Απ΄ το παράθυρο φαίνονταν το σοκάκι,

Το ακάθαρτο και το στενό. Από κάτω

ήρχονταν οι φωνές κάτι εργατών

που έπαιζαν χαρτιά και που γλεντούσαν. 


Κ΄ εκεί στο λαϊκό, το ταπεινό κρεββάτι

είχα το σώμα του έρωτος, είχα τα χείλη

τα ηδονικά και ρόδινα της μέθης 

τα ρόδινα μιας τέτοιας μέθης, που και τώρα

που γράφω, έπειτ΄ από τόσα χρόνια !,

μες στο μονήρες σπίτι μου, μεθώ ξανά.




Mot-à-mot :


La chambre était pauvre et vulgaire,

cachée au-dessus de la taverne louche.

Par la fenêtre on voyait la ruelle,

sale et étroite. D'en dessous

venaient les voix d'ouvriers

qui jouaient aux cartes et s'amusaient.


Et là dans le populaire, l'humble lit

j'ai eu le corps de l'amour, j'ai eu les lèvres

voluptueuses et roses de l'ivresse —

roses d'une telle ivresse que maintenant

où j'écris, après tant d'années !,

dans ma maison solitaire, j'en suis enivré à nouveau.



Toutes les versions françaises donnent le même titre, traduit littéralement : «Une nuit».


Première traduction publiée :


La chambre était pauvre et vulgaire, cachée au-dessus de la taverne louche. De la fenêtre, on voyait la ruelle étroite et sale. D'en bas montaient les voix de quelques ouvriers qui jouaient aux cartes et se divertissaient.

Et là, sur l'humble lit plébéien, j'ai possédé le corps de l'amour, j'ai possédé les lèvres empourprées et voluptueuses de l'ivresse. Si empourprées, et d'une telle ivresse, que même en ce moment où j'écris, après tant d'années, dans ma maison solitaire, j'en suis de nouveau grisé.


Marguerite Yourcenar et Constantin Dimaras

Constantin Cavafy, Poèmes, Gallimard, 1958


La grande Marguerite, ignorant le grec d'aujourd'hui, fit appel à ses souvenirs de grec ancien ainsi qu'à un sherpa linguistique, le professeur Dimaras.

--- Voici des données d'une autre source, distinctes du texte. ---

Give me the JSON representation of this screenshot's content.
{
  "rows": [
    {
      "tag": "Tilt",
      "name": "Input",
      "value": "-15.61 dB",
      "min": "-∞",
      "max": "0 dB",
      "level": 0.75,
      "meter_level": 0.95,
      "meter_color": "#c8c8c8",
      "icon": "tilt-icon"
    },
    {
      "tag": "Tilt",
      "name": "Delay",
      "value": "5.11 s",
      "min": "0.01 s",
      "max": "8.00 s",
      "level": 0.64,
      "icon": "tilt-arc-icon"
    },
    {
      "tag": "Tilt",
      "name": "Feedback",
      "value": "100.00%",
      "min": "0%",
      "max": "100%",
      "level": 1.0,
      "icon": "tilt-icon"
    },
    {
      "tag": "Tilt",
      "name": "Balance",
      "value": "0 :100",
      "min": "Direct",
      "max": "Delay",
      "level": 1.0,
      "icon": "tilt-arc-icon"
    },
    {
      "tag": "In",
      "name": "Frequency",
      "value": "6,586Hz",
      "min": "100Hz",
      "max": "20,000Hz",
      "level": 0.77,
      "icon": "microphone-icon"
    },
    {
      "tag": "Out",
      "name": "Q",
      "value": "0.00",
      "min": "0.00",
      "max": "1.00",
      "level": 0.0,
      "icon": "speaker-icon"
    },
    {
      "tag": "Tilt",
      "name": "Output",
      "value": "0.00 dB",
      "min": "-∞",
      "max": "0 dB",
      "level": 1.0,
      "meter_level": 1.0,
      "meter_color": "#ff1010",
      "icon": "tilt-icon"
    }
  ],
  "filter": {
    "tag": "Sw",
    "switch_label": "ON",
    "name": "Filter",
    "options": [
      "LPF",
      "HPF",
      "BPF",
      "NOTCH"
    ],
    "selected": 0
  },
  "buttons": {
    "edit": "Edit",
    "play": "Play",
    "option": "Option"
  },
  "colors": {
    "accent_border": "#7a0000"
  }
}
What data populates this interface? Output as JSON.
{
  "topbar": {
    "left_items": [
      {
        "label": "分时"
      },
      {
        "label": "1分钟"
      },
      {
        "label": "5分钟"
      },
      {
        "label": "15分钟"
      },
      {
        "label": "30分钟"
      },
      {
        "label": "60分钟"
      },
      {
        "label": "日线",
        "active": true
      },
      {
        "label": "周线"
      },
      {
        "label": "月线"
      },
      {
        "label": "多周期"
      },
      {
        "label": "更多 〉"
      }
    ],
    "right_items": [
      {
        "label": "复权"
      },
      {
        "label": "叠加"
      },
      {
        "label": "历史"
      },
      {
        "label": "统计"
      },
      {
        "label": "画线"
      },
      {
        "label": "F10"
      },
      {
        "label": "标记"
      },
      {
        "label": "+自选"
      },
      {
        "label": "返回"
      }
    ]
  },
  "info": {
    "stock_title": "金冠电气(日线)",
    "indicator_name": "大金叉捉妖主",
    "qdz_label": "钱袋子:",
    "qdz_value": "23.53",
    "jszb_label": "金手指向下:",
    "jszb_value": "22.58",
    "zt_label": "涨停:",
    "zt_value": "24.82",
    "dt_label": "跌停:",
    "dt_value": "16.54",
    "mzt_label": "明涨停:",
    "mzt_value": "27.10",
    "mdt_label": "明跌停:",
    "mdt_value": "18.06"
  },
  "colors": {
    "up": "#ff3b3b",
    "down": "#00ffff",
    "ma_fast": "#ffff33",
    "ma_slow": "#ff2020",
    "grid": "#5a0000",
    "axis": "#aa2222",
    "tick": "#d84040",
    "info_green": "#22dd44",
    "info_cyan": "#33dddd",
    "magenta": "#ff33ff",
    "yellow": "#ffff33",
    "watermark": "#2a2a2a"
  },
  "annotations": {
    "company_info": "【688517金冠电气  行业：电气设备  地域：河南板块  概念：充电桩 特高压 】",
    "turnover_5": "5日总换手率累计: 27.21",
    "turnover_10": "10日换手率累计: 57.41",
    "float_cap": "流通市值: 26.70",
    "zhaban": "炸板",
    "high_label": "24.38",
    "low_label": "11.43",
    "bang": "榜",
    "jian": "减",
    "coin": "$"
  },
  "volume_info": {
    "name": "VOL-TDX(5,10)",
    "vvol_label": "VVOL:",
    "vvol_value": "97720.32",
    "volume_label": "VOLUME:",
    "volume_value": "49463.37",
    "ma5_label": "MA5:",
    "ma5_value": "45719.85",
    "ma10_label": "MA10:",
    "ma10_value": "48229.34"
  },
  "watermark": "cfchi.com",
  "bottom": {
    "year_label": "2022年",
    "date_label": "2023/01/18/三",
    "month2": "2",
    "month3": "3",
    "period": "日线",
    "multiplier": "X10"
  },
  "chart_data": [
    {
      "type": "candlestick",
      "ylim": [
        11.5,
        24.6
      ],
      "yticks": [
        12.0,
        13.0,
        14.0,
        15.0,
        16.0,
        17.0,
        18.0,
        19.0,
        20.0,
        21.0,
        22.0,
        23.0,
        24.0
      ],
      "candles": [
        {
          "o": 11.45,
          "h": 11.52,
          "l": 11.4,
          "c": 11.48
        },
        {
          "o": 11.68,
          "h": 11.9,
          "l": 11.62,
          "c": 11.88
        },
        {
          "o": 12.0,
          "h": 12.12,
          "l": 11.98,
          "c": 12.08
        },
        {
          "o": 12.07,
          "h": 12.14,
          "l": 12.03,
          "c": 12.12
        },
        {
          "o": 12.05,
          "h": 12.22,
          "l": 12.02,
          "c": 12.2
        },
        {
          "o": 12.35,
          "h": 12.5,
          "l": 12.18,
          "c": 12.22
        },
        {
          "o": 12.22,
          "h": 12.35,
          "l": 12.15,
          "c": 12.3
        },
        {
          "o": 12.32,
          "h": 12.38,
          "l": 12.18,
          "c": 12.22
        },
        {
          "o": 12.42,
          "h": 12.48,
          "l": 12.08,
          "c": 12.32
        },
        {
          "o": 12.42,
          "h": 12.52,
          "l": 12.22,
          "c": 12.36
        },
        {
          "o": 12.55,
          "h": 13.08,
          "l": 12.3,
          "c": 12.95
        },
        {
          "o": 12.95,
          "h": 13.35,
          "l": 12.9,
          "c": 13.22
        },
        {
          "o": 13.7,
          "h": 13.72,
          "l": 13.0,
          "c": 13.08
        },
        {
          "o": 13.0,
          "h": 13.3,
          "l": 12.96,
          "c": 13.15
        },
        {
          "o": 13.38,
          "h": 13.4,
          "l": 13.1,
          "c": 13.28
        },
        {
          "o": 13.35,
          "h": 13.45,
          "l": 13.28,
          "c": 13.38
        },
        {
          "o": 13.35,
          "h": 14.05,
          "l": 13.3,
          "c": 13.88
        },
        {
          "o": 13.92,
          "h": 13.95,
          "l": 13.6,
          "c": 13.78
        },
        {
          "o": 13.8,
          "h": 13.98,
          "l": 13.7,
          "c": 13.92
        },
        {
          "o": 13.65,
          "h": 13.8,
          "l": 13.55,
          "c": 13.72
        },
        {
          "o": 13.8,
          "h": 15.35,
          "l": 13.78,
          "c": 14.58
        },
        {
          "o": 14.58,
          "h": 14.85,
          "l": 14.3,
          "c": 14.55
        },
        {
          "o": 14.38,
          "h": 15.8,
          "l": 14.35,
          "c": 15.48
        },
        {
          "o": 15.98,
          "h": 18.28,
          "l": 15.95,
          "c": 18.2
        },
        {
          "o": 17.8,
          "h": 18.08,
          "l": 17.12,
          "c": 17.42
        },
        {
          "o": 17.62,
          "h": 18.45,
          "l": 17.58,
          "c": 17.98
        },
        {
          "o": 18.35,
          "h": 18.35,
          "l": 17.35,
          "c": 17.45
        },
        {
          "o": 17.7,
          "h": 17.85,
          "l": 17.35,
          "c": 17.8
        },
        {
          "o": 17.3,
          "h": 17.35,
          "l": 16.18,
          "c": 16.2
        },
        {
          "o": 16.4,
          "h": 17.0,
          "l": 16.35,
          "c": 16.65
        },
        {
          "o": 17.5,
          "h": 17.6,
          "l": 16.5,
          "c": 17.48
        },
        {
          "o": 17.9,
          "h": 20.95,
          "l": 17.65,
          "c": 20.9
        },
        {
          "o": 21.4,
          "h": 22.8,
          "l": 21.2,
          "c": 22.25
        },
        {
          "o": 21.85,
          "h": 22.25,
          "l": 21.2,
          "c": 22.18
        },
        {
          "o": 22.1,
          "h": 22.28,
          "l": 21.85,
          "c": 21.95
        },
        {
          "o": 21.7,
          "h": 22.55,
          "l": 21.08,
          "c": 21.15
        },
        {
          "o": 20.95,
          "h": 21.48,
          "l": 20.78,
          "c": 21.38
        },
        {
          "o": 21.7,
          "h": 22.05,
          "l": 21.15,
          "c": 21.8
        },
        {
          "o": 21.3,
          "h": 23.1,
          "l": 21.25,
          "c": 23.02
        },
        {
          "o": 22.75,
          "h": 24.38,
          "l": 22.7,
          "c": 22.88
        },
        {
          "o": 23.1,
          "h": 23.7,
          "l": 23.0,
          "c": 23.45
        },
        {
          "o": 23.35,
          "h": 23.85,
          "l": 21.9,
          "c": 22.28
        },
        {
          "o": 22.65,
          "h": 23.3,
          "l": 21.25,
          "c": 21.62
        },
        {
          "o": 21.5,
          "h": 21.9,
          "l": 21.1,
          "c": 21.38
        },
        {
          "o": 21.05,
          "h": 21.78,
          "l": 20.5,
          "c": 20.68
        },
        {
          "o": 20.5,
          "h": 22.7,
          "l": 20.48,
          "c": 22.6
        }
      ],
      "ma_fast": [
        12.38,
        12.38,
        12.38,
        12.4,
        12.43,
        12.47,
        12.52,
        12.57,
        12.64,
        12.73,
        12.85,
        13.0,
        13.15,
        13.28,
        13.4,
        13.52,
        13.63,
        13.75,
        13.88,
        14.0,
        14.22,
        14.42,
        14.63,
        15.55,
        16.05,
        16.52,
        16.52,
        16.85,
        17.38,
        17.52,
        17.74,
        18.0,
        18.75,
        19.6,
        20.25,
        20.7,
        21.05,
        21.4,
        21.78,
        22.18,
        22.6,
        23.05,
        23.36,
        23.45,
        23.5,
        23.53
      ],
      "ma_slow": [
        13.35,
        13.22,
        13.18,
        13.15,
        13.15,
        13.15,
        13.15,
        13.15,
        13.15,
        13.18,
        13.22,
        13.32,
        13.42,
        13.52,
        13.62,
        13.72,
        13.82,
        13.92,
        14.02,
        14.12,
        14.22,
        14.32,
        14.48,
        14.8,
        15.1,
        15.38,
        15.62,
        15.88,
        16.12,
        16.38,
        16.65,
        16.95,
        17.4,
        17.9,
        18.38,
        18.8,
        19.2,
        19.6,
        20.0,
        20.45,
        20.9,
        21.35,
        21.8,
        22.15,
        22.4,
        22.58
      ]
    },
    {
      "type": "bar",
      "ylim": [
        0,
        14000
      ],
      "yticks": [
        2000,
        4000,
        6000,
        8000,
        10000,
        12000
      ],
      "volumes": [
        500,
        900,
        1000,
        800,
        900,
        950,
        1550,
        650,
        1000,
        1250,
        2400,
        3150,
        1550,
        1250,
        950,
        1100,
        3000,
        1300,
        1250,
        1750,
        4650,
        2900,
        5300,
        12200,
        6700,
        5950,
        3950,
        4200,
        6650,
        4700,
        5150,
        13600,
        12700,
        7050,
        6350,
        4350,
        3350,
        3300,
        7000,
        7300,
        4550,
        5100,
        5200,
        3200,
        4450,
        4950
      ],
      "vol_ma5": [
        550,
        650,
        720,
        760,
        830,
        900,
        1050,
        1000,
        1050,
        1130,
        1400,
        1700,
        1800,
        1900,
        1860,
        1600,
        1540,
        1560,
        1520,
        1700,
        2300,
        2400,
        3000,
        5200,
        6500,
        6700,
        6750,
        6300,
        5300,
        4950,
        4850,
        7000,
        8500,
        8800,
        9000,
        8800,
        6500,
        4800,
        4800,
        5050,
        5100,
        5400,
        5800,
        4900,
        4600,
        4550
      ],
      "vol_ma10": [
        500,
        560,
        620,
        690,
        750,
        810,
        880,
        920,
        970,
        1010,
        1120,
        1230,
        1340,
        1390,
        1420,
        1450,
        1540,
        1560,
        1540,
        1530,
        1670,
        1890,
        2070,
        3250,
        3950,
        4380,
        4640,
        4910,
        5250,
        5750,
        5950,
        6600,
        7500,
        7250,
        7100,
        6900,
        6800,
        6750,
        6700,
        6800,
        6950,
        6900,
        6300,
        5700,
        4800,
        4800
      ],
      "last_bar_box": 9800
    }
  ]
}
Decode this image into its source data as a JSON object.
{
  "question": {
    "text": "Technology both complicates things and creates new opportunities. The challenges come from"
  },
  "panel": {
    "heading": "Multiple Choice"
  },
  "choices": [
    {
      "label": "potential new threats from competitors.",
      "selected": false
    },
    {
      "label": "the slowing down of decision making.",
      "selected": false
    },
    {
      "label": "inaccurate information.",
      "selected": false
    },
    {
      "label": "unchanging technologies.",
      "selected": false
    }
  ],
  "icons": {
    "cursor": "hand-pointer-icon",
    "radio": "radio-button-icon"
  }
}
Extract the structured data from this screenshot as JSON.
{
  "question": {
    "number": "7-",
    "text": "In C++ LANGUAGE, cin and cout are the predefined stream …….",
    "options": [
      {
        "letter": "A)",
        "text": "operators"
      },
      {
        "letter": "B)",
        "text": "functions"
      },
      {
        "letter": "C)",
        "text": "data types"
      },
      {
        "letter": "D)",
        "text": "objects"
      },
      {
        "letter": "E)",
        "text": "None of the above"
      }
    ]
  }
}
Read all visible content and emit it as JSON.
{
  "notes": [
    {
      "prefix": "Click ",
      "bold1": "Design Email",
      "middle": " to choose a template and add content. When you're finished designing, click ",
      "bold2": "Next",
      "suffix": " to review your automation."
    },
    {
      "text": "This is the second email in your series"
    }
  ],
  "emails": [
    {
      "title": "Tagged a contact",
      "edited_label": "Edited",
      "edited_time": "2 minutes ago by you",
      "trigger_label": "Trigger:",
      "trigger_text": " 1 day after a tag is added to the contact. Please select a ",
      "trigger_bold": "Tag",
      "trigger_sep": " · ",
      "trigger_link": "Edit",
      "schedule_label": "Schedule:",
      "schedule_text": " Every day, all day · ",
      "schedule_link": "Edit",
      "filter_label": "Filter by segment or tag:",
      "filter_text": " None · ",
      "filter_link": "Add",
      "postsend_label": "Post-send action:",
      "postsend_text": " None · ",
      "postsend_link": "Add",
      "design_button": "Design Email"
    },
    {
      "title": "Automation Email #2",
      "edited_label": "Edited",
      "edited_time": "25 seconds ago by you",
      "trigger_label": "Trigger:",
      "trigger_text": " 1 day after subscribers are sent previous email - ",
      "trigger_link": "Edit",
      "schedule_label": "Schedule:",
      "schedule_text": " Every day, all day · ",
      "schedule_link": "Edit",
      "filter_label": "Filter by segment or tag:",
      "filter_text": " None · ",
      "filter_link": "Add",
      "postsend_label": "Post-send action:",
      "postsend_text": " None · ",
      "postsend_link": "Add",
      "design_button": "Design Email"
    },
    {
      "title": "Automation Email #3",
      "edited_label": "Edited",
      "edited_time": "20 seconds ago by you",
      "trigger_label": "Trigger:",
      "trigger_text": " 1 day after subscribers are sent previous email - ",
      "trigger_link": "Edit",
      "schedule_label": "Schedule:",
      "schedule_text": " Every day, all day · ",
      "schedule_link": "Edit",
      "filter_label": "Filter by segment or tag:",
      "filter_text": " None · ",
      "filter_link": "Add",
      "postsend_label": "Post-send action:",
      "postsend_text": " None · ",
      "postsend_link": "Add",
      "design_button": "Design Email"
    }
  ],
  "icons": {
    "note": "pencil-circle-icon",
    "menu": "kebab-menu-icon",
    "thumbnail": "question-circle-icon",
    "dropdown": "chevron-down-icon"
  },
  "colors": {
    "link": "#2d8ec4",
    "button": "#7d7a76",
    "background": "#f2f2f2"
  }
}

Avant même la lecture, ce qui cloche saute aux yeux : les vers sont devenus prose. Privé de ce suspens planant des fins de vers, le poème ne vole plus, il patauge. Le reste est à l'avenant : délayage, lourdeur («même en ce moment où j'écris»), et surtout contresens général d'atmosphère : «plébéien» est plus romain que grec, et «empourprée» trop joli, trop «poétique», la dame ayant eu peur des lèvres roses.




La chambre était pauvre et commune,

cachée en haut de la taverne louche.

Par la fenêtre, on voyait la ruelle

malpropre et étroite. D'en bas

montaient les voix de quelques ouvriers

qui jouaient aux cartes et s'amusaient.


Et là, sur cette couche humble et vulgaire,

je possédais le corps de l'amour, je possédais

les lèvres voluptueuses et roses de l'ivresse —

roses d'une telle ivresse, que même en ce moment

où, après tant d'années ! j'écris,

dans ma maison solitaire, je m'enivre à nouveau.


Georges Papoutsàkis

C.P. Cavafy, Poèmes, Les belles lettres, 1958


Georges Papoutsàkis fut l'ami du poète qui le conseilla, dit-on, dans son travail.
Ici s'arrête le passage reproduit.